Gros plan extrême — la tête remplit le cadre. Crée une intimité ou pression psychologique — standard du thriller.
La tête remplit le cadre jusqu'à la limite — le menton en bas, le front en haut, à peine de marge pour respirer. C'est ton plan serré au cou (choker shot), et il fonctionne de manière brutalement simple : plus la caméra est proche, moins le spectateur a d'espace pour s'échapper. Sur le plateau, tu remarques immédiatement à quel point une scène est différente lorsque tu passes d'un plan/contreplan normal à une proximité extrême. L'effet psychologique est immédiat — malaise, intimité, ou parfois juste une présence pure.
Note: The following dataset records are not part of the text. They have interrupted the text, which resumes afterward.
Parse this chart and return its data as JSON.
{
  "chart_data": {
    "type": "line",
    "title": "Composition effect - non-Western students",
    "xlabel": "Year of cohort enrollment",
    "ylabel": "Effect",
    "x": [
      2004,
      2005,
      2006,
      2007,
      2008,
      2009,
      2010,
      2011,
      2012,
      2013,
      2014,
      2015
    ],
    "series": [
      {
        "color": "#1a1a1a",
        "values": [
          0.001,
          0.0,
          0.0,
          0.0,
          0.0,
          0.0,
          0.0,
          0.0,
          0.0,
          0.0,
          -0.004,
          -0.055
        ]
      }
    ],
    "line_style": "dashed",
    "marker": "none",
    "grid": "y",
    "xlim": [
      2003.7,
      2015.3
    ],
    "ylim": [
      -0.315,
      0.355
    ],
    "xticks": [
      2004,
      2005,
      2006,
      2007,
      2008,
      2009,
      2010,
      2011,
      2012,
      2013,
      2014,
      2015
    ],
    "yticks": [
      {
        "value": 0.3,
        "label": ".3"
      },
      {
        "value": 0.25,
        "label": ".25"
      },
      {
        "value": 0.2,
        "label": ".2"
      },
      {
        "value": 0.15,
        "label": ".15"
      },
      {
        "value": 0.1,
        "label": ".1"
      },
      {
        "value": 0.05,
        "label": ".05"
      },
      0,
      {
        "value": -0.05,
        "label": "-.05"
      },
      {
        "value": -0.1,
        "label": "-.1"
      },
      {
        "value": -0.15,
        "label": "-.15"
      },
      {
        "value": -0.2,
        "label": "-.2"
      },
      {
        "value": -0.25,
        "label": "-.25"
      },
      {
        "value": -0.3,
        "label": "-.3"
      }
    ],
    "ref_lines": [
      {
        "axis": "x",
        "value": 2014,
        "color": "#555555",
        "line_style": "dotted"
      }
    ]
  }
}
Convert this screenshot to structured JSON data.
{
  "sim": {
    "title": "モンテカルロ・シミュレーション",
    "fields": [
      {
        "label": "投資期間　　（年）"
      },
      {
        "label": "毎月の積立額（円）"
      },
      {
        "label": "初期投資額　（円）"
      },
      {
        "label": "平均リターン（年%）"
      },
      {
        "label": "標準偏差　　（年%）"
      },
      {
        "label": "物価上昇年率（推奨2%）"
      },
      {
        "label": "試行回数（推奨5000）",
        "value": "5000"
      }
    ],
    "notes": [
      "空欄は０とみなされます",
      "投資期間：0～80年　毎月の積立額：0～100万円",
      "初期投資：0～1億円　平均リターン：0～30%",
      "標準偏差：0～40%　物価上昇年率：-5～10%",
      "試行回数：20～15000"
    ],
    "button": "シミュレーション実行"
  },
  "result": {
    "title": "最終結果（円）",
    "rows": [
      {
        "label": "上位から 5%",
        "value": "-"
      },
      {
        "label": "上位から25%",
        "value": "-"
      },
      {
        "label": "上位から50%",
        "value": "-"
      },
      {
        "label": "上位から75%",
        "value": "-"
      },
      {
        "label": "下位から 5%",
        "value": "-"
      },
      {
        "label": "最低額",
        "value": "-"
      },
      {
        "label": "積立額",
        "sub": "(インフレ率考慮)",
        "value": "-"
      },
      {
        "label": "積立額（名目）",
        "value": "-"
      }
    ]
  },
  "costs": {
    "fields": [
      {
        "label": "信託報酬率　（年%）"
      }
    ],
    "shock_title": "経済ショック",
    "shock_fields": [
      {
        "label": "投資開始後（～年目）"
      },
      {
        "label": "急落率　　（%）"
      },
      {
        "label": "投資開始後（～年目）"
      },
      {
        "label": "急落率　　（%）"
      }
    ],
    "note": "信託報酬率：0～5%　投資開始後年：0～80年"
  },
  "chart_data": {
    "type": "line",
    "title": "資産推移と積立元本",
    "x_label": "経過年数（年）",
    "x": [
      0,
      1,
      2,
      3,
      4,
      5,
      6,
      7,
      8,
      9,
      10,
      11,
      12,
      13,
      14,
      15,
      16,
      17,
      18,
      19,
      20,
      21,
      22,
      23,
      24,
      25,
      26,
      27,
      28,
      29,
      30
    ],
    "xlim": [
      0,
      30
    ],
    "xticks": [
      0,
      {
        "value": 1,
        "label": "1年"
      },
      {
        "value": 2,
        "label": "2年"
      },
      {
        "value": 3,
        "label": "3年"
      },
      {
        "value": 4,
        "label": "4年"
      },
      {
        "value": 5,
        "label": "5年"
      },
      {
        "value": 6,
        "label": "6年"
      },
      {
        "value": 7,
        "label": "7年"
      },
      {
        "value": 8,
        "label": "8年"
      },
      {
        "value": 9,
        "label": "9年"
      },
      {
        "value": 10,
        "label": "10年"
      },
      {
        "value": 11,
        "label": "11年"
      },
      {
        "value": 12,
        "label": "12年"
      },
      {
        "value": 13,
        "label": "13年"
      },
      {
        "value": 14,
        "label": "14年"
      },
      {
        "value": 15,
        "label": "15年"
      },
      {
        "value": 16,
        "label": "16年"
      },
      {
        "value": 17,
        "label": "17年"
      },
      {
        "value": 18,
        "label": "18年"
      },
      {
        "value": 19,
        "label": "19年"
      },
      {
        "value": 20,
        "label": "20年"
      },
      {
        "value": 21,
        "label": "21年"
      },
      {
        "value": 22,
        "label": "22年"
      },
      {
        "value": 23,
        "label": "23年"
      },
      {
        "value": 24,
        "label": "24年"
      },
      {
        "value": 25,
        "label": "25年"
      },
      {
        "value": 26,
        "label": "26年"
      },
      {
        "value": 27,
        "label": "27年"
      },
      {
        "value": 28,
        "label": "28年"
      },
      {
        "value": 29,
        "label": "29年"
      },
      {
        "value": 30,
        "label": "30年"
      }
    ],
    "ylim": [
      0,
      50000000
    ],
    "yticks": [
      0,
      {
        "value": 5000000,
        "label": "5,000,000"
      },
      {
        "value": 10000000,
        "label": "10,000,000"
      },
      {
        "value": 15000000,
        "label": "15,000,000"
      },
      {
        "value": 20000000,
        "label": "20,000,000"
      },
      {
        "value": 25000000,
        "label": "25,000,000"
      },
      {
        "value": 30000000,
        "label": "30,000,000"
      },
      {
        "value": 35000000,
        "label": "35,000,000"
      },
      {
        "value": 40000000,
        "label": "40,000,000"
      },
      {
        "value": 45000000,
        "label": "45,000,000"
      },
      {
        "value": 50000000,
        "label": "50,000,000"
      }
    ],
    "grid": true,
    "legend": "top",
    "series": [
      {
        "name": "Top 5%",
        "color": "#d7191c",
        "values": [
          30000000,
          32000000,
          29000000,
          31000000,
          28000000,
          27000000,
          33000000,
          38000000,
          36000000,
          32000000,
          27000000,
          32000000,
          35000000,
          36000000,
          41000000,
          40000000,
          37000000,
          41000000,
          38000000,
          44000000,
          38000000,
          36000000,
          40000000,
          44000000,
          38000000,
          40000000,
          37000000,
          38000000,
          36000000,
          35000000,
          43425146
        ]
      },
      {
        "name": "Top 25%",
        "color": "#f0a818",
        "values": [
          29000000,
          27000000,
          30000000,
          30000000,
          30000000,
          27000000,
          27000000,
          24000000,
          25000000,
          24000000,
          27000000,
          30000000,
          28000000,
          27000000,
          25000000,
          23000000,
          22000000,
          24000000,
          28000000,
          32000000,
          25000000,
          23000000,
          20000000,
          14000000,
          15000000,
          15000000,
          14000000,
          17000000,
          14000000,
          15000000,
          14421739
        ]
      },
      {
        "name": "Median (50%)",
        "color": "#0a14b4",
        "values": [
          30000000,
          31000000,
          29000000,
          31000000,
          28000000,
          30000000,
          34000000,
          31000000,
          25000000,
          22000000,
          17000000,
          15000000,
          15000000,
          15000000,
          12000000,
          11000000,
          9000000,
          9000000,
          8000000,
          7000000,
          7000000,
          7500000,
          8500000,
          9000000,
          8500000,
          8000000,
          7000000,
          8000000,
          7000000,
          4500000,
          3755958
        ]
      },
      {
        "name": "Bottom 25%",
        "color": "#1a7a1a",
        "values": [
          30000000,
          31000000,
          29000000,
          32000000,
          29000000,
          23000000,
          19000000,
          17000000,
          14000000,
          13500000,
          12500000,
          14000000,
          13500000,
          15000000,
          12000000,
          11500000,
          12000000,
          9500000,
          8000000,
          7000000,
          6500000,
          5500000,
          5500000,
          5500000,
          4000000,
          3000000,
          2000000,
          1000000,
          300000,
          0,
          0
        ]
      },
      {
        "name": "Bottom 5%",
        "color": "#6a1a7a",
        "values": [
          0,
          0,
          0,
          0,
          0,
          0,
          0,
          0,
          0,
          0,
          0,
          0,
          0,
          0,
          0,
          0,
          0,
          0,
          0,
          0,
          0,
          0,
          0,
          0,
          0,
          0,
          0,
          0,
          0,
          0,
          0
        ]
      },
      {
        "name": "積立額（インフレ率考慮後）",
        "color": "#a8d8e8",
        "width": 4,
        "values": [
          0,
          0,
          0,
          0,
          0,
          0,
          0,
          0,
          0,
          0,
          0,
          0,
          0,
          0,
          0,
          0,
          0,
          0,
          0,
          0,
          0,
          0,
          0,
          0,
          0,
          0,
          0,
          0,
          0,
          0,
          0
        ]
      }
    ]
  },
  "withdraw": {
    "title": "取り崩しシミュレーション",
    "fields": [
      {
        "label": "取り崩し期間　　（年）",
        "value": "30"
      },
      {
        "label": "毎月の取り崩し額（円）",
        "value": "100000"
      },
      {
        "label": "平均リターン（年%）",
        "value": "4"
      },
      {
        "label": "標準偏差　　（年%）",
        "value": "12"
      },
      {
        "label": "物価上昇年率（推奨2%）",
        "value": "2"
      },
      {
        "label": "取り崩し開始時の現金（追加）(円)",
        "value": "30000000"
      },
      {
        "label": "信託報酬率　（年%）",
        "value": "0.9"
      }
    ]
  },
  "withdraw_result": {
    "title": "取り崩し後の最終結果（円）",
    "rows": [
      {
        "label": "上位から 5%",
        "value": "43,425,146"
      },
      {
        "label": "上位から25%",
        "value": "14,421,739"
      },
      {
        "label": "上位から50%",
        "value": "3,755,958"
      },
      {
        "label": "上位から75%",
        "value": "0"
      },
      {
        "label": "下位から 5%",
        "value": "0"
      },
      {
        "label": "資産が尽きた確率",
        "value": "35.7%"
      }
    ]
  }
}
Techniquement, il faut de la patience et de la planification. Un 50mm ou 85mm avec une plage de mise au point macro fonctionne bien, mais attention à la distorsion en prise de vue très rapprochée — le nez devient gros, les proportions du visage peuvent sembler étranges si tu ne fais pas attention. La profondeur de champ devient l'ennemie : à f/1.4 et à moins de 30 cm de distance, le plan de netteté est millimétrique. Chaque mouvement de tête de l'acteur peut faire sortir les yeux de la zone de netteté. Avec un suivi de mise au point (Mark II ou assistant de mise au point) tu travailles ici beaucoup plus en sécurité — ou tu montes à f/2.8 et tu acceptes une sensation d'isolement légèrement moindre.
Au montage et dans le contexte : les plans serrés au cou fonctionnent dans les thrillers, les drames psychologiques, les films d'horreur — partout où l'impact compte. Une déclaration qui semble normale devient effrayante en extrême proximité. Elle accentue également le propos dans un format d'interview ou dans des scènes de confrontation. Mais attention — n'en abuse pas. Un ou deux de ces plans par scène suffisent souvent. Si tu restes en permanence en plan serré au cou, l'effet s'émousse. Le contraste avec un plan plus large est ce qui compte — tout comme avec le gros plan (close-up) ou le très gros plan (extreme close-up), dont il est proche, mais qu'il rend plus direct et plus saisissant.
Conseil pratique : préviens l'acteur à l'avance. Une caméra inattendue face au visage déstabilise — et c'est précisément ce qui peut être recherché. Parfois, tu utilises aussi le plan serré au cou pour provoquer de vraies réactions. Mais si tu as besoin de la performance, il doit savoir ce qui va arriver. Et pense à la mise en lumière — en extrême proximité, on voit chaque irrégularité, chaque perle de sueur. Cela peut sembler authentique ou grossier, selon ce dont tu as besoin.